Ruines romaines

Les rapports entre Breenbergh et la France
valent que l’on s’y attarde car l’artiste y jouit
d’une immense réputation au XVIIIe siècle et ses
oeuvres se trouvent dans les collections les plus
réputées. L’artiste est en effet depuis toujours
très apprécié en France comme le montrent les
nombreuses mentions dans les anciens catalogues
de vente. C’est peut-être sa parenté stylistique
avec son ami Claude Lorrain qui explique
cette présence dans les collections françaises.
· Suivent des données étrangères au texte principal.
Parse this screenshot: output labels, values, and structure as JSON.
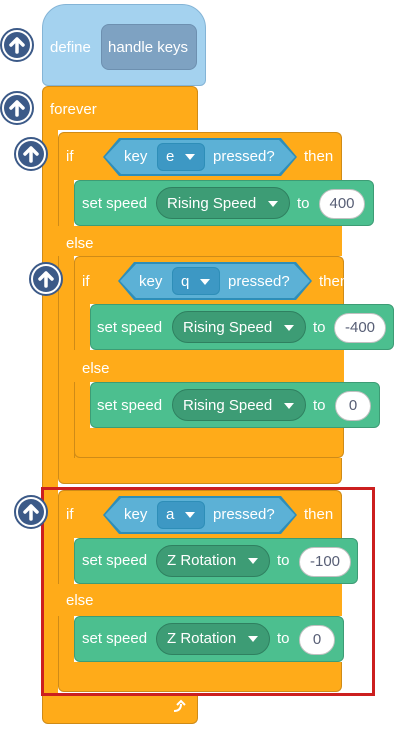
{
  "define_block": {
    "keyword": "define",
    "name": "handle keys"
  },
  "forever_block": {
    "label": "forever"
  },
  "if_e": {
    "if_label": "if",
    "key_label": "key",
    "key_value": "e",
    "pressed_label": "pressed?",
    "then_label": "then",
    "then_action": {
      "label": "set speed",
      "target": "Rising Speed",
      "to_label": "to",
      "value": "400"
    },
    "else_label": "else"
  },
  "if_q": {
    "if_label": "if",
    "key_label": "key",
    "key_value": "q",
    "pressed_label": "pressed?",
    "then_label": "then",
    "then_action": {
      "label": "set speed",
      "target": "Rising Speed",
      "to_label": "to",
      "value": "-400"
    },
    "else_label": "else",
    "else_action": {
      "label": "set speed",
      "target": "Rising Speed",
      "to_label": "to",
      "value": "0"
    }
  },
  "if_a": {
    "if_label": "if",
    "key_label": "key",
    "key_value": "a",
    "pressed_label": "pressed?",
    "then_label": "then",
    "then_action": {
      "label": "set speed",
      "target": "Z Rotation",
      "to_label": "to",
      "value": "-100"
    },
    "else_label": "else",
    "else_action": {
      "label": "set speed",
      "target": "Z Rotation",
      "to_label": "to",
      "value": "0"
    }
  },
  "colors": {
    "control": "#ffab19",
    "motion_ext": "#4cbf8f",
    "sensing": "#5cb1d6",
    "define": "#a4d2ef",
    "highlight": "#cc1f1f",
    "collapse_button": "#3c5a88"
  },
  "icons": {
    "collapse": "up-arrow-circle-icon",
    "loop": "loop-arrow-icon",
    "dropdown": "dropdown-caret-icon"
  }
}
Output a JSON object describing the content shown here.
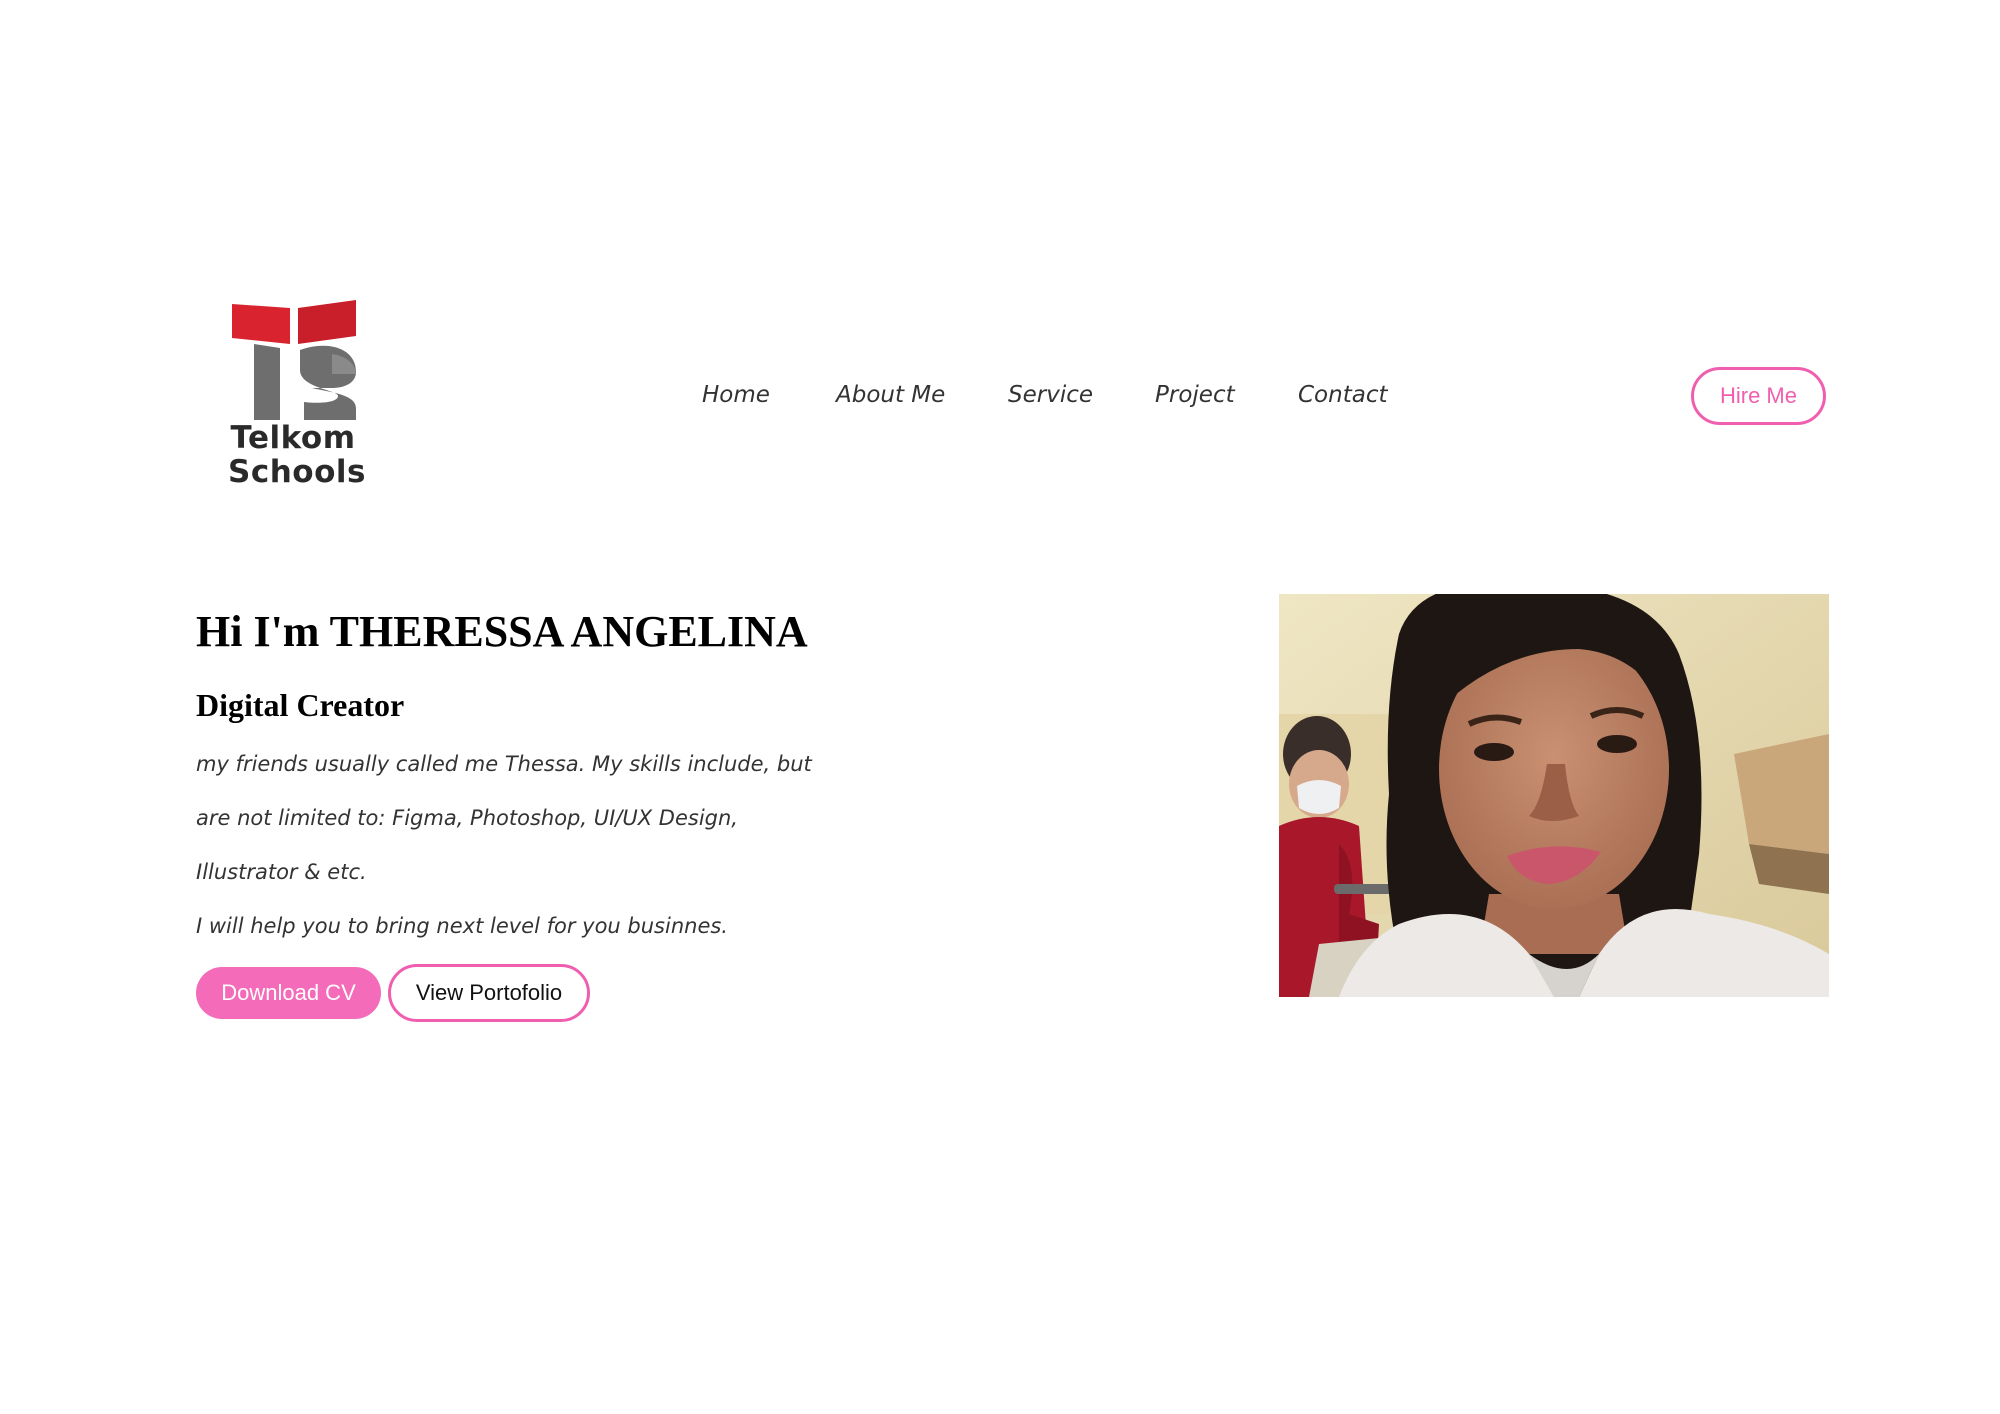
{
  "logo": {
    "line1": "Telkom",
    "line2": "Schools",
    "colors": {
      "red": "#d9232e",
      "grey": "#6e6e6e",
      "text": "#2a2a2a"
    }
  },
  "nav": {
    "items": [
      {
        "label": "Home"
      },
      {
        "label": "About Me"
      },
      {
        "label": "Service"
      },
      {
        "label": "Project"
      },
      {
        "label": "Contact"
      }
    ]
  },
  "header": {
    "hire_label": "Hire Me"
  },
  "hero": {
    "title": "Hi I'm THERESSA ANGELINA",
    "subtitle": "Digital Creator",
    "description_lines": [
      "my friends usually called me Thessa. My skills include, but",
      "are not limited to: Figma, Photoshop, UI/UX Design,",
      "Illustrator & etc.",
      "I will help you to bring next level for you businnes."
    ],
    "download_label": "Download CV",
    "portfolio_label": "View Portofolio"
  },
  "theme": {
    "accent": "#f05faf",
    "accent_fill": "#f36bb9",
    "text": "#333333",
    "background": "#ffffff"
  }
}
Au début de leurs carrières, à Rome dans les
années 1620, Breenbergh et Claude Lorrain
sont proches, et cela est très sensible dans leur
manière de dessiner. En 1881, Havard constate
la dépréciation de son oeuvre au cours du
XIXe siècle. L’artiste tombe alors presque totalement
dans l’oubli, situation propice à l’acquisition,
par Mesnard, d’une impressionnante
série de dessins de Breenbergh : « Pendant
que les peintres au faire large et puissant, aux
empâtements solides, reprenaient le dessus, la
vogue se détournait des peintures minces et
lisses[1]. »
Dès le milieu des années 1620, Breenbergh et
Cornelis van Poelenburgh sont célèbres pour
leurs dessins, dans lesquels ils se montrent
sensibles à la lumière italienne. Selon le témoignage
de Sandrart, ils sillonnent ensemble,
accompagnés de Claude Lorrain, Rome et ses
environs, pour dessiner d’après nature. Aux
XVIIe et XVIIIe siècles, les dessins de Breenbergh
sont avidement recherchés par les collectionneurs
et impressionnent par leur liberté de
touche et par une utilisation spontanée et
variée du lavis pour jouer sur les contrastes
d’ombre et de lumière. Les ruines de la feuille de Grenoble, présentant
de savants accents de clair-obscur, représentent
certainement un monument dessiné par
Breenbergh lors de ses promenades romaines.
Rehaussé de lavis, le dessin a été peut-être
achevé dans l’atelier. S’agit-il de vestiges vus
sur le Palatin, où se trouvent les immenses
palais impériaux ? En tout cas, ce monument
n’existe plus aujourd’hui et nous ignorons s’il
a été représenté par d’autres artistes.
Breenbergh a dessiné ces ruines entre 1625
et 1630, au début du pontificat d’Urbain VIII
Barberini. La célèbre phrase, courante à
l’époque, « ce que n’ont pas fait les Barbares,
les Barberini l’ont fait », montre à quel point
Rome a été transformée par ce pape poète en
digne capitale de la chrétienté par une destruction
presque inévitable d’innombrables
ruines antiques. Ces destructions permettent
également d’obtenir de la chaux : de nombreux
fours sont construits à cette occasion et
ont été peints par les artistes contemporains
de Breenbergh comme Van Laer, Andries Both
ou encore Sébastien Bourdon[2].
Roethlisberger recense une copie d’après le
dessin de Grenoble, conservée au département
des arts graphiques du musée du Louvre, avec
une représentation de Tobie et l’Ange au premier
plan[3]. Par ailleurs, deux tableaux de l’entourage
de l’artiste montrent ces ruines dans
l’arrière-plan[4].
[1] Havard, 1881, III, p. 73.
[2] Voir à ce sujet cat. exp. Munich, 2014.
[3] Musée du Louvre, Inv. n° 22.546.
[4] Roethlisberger, 1981, n° R 92 et R 312, repr.